Devices support

[mythi]

@AkihiroSuda I have a question about the KEP. It says:

Device controller cannot be supported as well, but it is not a huge deal, because non-root users
don't have permission to access insecure devices anyway.

What is the problem with the device controller? I've been working on getting non-root containers + devices to work in the "non-rootless "mode and would like to understand what is needed for the rootless mode.

I understand the UID/GID for permissions but it's not clear why the eBPF device controller cannot be supported (is it more than capabilities, e.g. CAP_BPF?)

I think it is a valid use-case to get access to devices, e.g., GPUs, as non-root user.

[AkihiroSuda]

I understand the UID/GID for permissions but it's not clear why the eBPF device controller cannot be supported (is it more than capabilities, e.g. CAP_BPF?)
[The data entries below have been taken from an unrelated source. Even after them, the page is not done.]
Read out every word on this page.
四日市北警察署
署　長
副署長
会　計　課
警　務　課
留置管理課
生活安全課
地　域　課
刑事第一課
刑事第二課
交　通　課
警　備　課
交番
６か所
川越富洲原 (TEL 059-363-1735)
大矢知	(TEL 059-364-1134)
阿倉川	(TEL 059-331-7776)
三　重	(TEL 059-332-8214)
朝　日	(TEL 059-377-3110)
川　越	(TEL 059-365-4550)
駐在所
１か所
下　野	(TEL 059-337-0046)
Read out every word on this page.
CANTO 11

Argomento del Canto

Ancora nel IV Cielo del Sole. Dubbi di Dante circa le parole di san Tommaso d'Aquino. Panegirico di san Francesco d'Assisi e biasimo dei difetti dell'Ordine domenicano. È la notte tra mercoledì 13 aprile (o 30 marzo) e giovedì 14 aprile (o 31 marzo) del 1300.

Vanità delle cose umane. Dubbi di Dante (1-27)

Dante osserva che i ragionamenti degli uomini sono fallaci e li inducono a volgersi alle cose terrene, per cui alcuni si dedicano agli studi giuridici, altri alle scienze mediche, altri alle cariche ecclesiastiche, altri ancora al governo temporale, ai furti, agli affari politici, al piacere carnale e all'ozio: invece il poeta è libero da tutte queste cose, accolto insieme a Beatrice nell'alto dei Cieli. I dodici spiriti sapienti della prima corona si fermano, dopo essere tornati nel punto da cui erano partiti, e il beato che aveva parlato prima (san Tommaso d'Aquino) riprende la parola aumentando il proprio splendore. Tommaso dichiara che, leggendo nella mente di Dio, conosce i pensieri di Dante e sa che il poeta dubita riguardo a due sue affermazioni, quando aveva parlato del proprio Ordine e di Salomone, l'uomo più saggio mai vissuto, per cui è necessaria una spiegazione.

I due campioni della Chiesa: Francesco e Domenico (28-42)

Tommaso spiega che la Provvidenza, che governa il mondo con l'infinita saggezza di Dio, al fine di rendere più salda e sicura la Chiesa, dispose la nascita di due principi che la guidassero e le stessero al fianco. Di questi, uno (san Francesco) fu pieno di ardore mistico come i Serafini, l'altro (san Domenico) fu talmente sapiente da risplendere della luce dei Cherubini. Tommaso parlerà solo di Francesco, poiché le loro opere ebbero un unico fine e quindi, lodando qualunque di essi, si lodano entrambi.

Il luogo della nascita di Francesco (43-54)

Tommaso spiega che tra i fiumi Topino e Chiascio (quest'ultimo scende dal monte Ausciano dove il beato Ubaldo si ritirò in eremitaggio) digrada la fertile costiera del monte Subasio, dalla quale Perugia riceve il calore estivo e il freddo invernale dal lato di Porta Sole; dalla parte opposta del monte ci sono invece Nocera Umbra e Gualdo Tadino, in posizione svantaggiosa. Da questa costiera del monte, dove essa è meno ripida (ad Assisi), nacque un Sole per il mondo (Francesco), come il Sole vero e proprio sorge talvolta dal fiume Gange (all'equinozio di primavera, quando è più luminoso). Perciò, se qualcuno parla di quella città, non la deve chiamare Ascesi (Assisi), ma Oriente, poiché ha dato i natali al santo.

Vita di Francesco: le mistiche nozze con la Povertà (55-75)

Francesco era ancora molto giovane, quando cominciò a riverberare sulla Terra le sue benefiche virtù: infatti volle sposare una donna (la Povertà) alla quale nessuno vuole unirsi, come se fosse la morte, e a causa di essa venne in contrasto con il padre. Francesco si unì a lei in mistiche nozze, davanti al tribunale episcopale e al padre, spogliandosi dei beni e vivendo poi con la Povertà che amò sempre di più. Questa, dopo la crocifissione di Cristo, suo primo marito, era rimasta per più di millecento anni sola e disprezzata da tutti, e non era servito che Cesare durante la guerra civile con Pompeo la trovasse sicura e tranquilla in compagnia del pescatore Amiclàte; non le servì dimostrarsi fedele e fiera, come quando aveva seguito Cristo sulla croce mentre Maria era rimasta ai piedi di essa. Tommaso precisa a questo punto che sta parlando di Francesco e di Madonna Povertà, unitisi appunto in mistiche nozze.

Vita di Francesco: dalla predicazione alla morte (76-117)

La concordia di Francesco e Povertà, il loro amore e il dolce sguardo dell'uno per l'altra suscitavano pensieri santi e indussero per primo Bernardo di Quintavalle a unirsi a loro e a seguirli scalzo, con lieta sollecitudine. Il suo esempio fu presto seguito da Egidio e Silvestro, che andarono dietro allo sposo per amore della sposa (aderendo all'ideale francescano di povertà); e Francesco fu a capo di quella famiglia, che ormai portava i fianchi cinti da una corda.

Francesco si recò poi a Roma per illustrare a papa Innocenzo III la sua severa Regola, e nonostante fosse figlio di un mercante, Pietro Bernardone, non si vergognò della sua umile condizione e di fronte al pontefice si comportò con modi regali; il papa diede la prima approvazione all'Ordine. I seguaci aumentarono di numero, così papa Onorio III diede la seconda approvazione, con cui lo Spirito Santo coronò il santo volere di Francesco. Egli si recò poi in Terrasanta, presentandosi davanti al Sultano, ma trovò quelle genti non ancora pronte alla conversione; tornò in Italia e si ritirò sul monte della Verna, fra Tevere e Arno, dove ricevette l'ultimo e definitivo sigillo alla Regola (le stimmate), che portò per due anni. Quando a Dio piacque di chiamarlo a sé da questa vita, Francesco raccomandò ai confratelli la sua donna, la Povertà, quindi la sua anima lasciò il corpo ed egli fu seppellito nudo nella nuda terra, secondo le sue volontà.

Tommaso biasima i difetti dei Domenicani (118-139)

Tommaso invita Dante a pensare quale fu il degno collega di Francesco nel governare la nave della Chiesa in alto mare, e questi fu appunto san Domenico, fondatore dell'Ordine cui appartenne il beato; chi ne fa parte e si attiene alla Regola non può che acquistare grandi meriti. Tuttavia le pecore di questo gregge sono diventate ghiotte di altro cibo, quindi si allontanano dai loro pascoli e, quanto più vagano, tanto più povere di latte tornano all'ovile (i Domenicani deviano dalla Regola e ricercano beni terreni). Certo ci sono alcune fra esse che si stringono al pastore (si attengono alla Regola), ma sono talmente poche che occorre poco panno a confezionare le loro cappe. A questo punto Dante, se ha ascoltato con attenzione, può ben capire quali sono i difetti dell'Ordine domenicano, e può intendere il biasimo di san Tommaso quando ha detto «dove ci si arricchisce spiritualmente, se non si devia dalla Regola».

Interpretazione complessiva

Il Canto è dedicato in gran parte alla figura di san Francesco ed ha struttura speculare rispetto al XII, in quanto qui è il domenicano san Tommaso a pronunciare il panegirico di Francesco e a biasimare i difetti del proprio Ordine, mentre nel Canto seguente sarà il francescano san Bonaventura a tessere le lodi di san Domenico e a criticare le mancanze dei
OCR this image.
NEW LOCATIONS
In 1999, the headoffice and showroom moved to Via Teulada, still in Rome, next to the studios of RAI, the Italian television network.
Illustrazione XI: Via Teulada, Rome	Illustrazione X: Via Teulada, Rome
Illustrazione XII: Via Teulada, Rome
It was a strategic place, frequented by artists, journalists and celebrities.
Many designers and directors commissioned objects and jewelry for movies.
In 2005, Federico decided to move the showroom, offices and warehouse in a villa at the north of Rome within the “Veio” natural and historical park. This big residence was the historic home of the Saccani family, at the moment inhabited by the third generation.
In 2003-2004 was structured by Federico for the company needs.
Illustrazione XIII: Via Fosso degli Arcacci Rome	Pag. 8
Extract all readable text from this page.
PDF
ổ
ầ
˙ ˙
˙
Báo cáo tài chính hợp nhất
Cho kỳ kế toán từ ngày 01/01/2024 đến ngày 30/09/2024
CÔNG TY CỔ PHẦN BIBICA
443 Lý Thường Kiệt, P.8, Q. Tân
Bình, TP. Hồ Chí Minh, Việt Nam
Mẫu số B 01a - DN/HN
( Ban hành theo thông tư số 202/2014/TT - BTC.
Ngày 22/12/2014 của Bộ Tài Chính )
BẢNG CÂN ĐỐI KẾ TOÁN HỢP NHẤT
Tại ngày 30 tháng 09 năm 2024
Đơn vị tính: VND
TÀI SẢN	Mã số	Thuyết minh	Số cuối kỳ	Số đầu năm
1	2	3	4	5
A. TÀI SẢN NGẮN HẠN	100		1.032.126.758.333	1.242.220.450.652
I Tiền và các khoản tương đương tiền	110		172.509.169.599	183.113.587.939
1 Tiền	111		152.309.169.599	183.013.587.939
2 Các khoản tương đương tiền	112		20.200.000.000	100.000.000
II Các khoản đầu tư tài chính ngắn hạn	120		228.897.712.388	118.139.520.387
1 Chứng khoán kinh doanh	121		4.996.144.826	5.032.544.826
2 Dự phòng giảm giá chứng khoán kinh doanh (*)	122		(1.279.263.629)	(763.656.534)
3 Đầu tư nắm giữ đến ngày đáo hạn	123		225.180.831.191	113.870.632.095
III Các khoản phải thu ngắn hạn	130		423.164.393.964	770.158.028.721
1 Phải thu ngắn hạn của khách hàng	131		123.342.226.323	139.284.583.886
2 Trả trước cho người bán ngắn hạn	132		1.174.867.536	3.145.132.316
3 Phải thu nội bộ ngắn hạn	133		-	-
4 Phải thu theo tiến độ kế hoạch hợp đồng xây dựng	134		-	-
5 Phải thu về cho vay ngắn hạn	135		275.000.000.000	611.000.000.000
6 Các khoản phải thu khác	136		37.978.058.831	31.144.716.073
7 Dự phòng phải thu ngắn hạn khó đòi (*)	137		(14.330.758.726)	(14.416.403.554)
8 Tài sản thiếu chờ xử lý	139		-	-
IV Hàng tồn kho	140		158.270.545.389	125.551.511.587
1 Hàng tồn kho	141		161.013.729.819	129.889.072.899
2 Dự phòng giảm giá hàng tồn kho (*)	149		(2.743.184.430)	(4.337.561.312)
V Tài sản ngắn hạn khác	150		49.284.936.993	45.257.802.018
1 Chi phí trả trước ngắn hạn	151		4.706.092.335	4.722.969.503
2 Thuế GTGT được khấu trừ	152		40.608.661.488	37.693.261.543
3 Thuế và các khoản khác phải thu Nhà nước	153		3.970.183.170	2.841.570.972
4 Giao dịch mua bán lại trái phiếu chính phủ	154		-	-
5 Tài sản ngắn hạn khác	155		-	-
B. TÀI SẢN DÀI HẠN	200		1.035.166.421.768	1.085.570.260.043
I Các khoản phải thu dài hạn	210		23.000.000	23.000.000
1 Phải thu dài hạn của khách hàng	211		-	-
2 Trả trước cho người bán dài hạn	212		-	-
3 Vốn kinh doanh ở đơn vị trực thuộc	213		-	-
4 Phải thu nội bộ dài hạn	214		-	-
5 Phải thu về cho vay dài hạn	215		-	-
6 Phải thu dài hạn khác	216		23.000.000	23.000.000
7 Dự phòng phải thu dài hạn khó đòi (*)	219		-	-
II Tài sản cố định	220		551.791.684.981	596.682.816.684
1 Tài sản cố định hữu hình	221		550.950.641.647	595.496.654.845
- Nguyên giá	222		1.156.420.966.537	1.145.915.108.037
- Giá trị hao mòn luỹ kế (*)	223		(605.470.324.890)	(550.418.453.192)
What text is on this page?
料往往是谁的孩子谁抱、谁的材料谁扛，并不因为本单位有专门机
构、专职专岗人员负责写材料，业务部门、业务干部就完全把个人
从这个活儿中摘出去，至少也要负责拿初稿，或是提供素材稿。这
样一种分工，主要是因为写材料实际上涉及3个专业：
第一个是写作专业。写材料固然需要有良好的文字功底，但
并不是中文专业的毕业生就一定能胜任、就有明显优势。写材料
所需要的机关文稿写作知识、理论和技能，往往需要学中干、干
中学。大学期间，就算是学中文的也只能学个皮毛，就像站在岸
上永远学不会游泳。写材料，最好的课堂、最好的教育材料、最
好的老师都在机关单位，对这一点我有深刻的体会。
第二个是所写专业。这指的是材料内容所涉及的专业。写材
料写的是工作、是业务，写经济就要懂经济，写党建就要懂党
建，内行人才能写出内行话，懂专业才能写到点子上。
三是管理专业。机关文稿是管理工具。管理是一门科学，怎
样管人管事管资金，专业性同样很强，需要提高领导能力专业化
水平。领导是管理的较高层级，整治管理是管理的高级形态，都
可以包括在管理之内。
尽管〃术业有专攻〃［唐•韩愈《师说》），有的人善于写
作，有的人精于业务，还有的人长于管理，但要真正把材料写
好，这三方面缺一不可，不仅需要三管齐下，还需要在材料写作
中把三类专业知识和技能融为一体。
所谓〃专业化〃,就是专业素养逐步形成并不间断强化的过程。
Yes, restricting devices require CAP_BPF.

Anyway, GPUs could be supported as long as the GPU device is chowned/chmodded

[mythi]

@AkihiroSuda thanks for the prompt reply

Yes, restricting devices require CAP_BPF.

Is it possible to get rootless runc working with this?

Anyway, GPUs could be supported as long as the GPU device is chowned/chmodded

is it enough that the "rootless UID" belongs to that device group or the container process needs to have it part of the additionalGids too?